The plan was presented by European Commissioner for Transport Adina Vălean in Brussels on Thursday.
The European Commission said these proposals are presented as part of the EU solidarity reaction with Ukraine and will help Ukraine export its agricultural products. “Following Russia’s invasion of Ukraine and its blockade of Ukrainian ports, Ukrainian grain and other agricultural goods can no longer reach their destinations. The situation is threatening global food security and there is an urgent need to establish alternative logistics routes using all relevant transport modes,” the European Commission said.
According to the European Commissioner, some 20 million tonnes of grains have to leave Ukraine in less than three months using the EU infrastructure. “This is a gigantesque challenge, so it is essential to coordinate and optimize the logistic chains, put in place new routes, and avoid, as much as possible, the bottlenecks. Our communication addresses the emergency solutions but also medium and long time measures to better connect and integrate Ukraine’s infrastructure with the EU one. For both short-term and long-term solutions, we will work with the Ukrainian authorities and in close collaboration, especially with the neighbouring Member States, who spared no effort in helping during this crisis,” Vălean said.

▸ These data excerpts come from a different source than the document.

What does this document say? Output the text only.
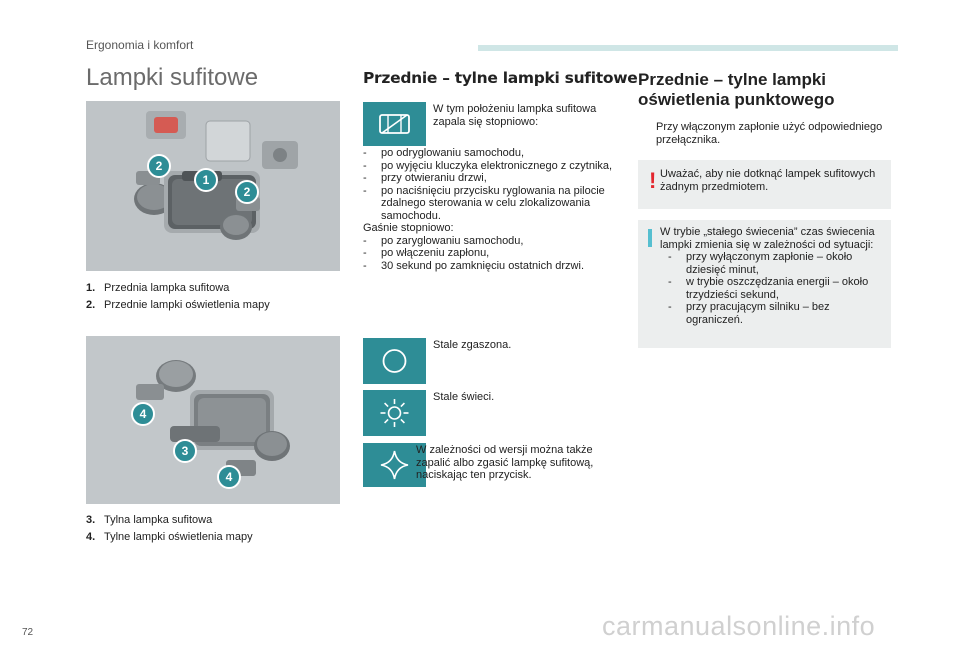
Ergonomia i komfort
Lampki sufitowe
2
1
2
1. Przednia lampka sufitowa
2. Przednie lampki oświetlenia mapy
4
3
4
3. Tylna lampka sufitowa
4. Tylne lampki oświetlenia mapy
Przednie – tylne lampki sufitowe
W tym położeniu lampka sufitowa zapala się stopniowo:
- po odryglowaniu samochodu,
- po wyjęciu kluczyka elektronicznego z czytnika,
- przy otwieraniu drzwi,
- po naciśnięciu przycisku ryglowania na pilocie zdalnego sterowania w celu zlokalizowania samochodu.
Gaśnie stopniowo:
- po zaryglowaniu samochodu,
- po włączeniu zapłonu,
- 30 sekund po zamknięciu ostatnich drzwi.
Stale zgaszona.
Stale świeci.
W zależności od wersji można także zapalić albo zgasić lampkę sufitową, naciskając ten przycisk.
Przednie – tylne lampki oświetlenia punktowego
Przy włączonym zapłonie użyć odpowiedniego przełącznika.
! Uważać, aby nie dotknąć lampek sufitowych żadnym przedmiotem.
W trybie „stałego świecenia” czas świecenia lampki zmienia się w zależności od sytuacji:
- przy wyłączonym zapłonie – około dziesięć minut,
- w trybie oszczędzania energii – około trzydzieści sekund,
- przy pracującym silniku – bez ograniczeń.
72	carmanualsonline.info
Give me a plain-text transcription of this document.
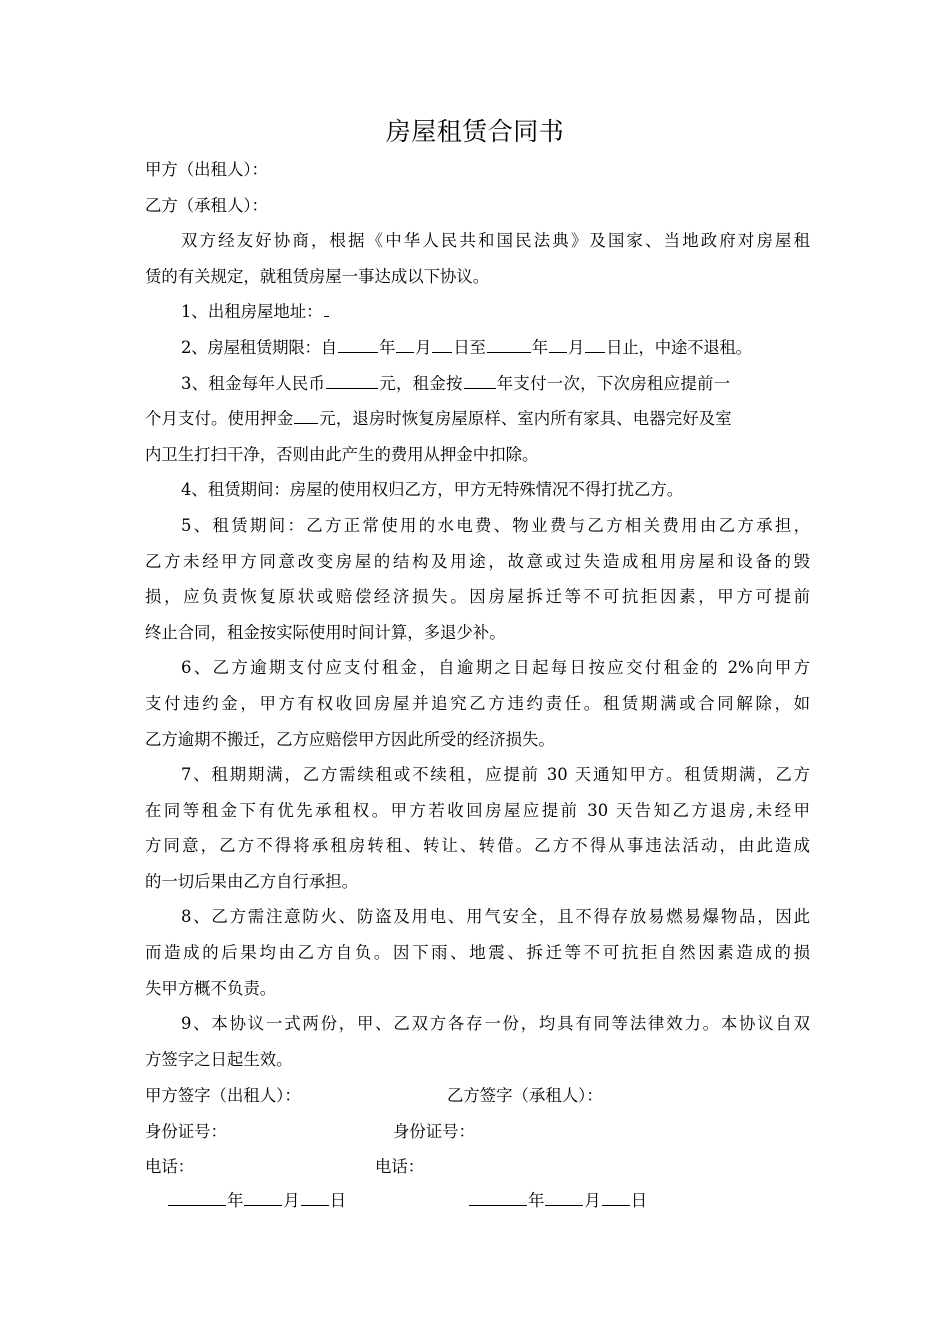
房屋租赁合同书
甲方（出租人）：
乙方（承租人）：
双方经友好协商，根据《中华人民共和国民法典》及国家、当地政府对房屋租
赁的有关规定，就租赁房屋一事达成以下协议。
1、出租房屋地址：
2、房屋租赁期限：自	年 月 日至	年 月 日止，中途不退租。
3、租金每年人民币	元，租金按 年支付一次，下次房租应提前一
个月支付。使用押金 元，退房时恢复房屋原样、室内所有家具、电器完好及室
内卫生打扫干净，否则由此产生的费用从押金中扣除。
4、租赁期间：房屋的使用权归乙方，甲方无特殊情况不得打扰乙方。
5、租赁期间：乙方正常使用的水电费、物业费与乙方相关费用由乙方承担，
乙方未经甲方同意改变房屋的结构及用途，故意或过失造成租用房屋和设备的毁
损，应负责恢复原状或赔偿经济损失。因房屋拆迁等不可抗拒因素，甲方可提前
终止合同，租金按实际使用时间计算，多退少补。
6、乙方逾期支付应支付租金，自逾期之日起每日按应交付租金的 2%向甲方
支付违约金，甲方有权收回房屋并追究乙方违约责任。租赁期满或合同解除，如
乙方逾期不搬迁，乙方应赔偿甲方因此所受的经济损失。
7、租期期满，乙方需续租或不续租，应提前 30 天通知甲方。租赁期满，乙方
在同等租金下有优先承租权。甲方若收回房屋应提前 30 天告知乙方退房,未经甲
方同意，乙方不得将承租房转租、转让、转借。乙方不得从事违法活动，由此造成
的一切后果由乙方自行承担。
8、乙方需注意防火、防盗及用电、用气安全，且不得存放易燃易爆物品，因此
而造成的后果均由乙方自负。因下雨、地震、拆迁等不可抗拒自然因素造成的损
失甲方概不负责。
9、本协议一式两份，甲、乙双方各存一份，均具有同等法律效力。本协议自双
方签字之日起生效。
甲方签字（出租人）：	乙方签字（承租人）：
身份证号：	身份证号：
电话：	电话：
年 月 日	年 月 日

According to the press release issued in this regard, as of today, in spite of immediate efforts by the EU and its Member States to ease border crossings between Ukraine and the EU, thousands of wagons and lorries are waiting for clearance on the Ukrainian side. “The average current waiting time for wagons is 16 days, while it is up to 30 days at some borders. More grain is still stored and held back in Ukrainian silos ready for export. Among the challenges are differing rail gauge widths: Ukrainian wagons are not compatible with most of the EU rail network, so most goods need to be transhipped to lorries or wagons that fit the EU standard gauge. This process is time-consuming and transhipment facilities along the borders are scarce,” the European Commission said.
In address these obstacles and set up the Solidarity Lanes, the Commission, together with Member States and stakeholders, will work on the following priority actions in the short term.
The first priorities are additional freight rolling stock, vessels and lorries. “The Commission calls on EU market players to urgently make additional vehicles available. In order to match demand and supply and establish the relevant contacts, the Commission will set up a matchmaking logistics platform and ask Member States to designate dedicated Solidarity Lanes contact points (a ‘one-stop-shop’).”
Another priority is the capacity of transport networks and transshipment terminals: the export of Ukrainian agricultural products should be prioritized, and infrastructure managers should make rail slots available for these exports. “The Commission also calls on market players to urgently transfer mobile grain loaders to the relevant border terminals to speed up transhipment. A road transport agreement with Ukraine will also remove bottlenecks,” the European Commission said.
Among the priorities are customs operations and other inspections and storage of products in the EU. To this end, the Commission urges national authorities to apply maximum flexibility and to ensure adequate staffing to accelerate procedures at border crossing points.
In the medium to long term, the Commission will also work on increasing the infrastructure capacity of new export corridors and on establishing new infrastructure connections in the framework of the reconstruction of Ukraine. “The next round of Connecting Europe Facility (CEF) calls for proposals will allow support for projects improving transport connections to Ukraine, including for railway connections and rail-road terminals. Against this background, the Commission today adopted a Decision with a view to signing a high-level agreement with Ukraine, updating the maps for the Trans-European Transport Network (TEN-T), as part of the Commission’s policy on extending the TEN-T to neighbouring countries.”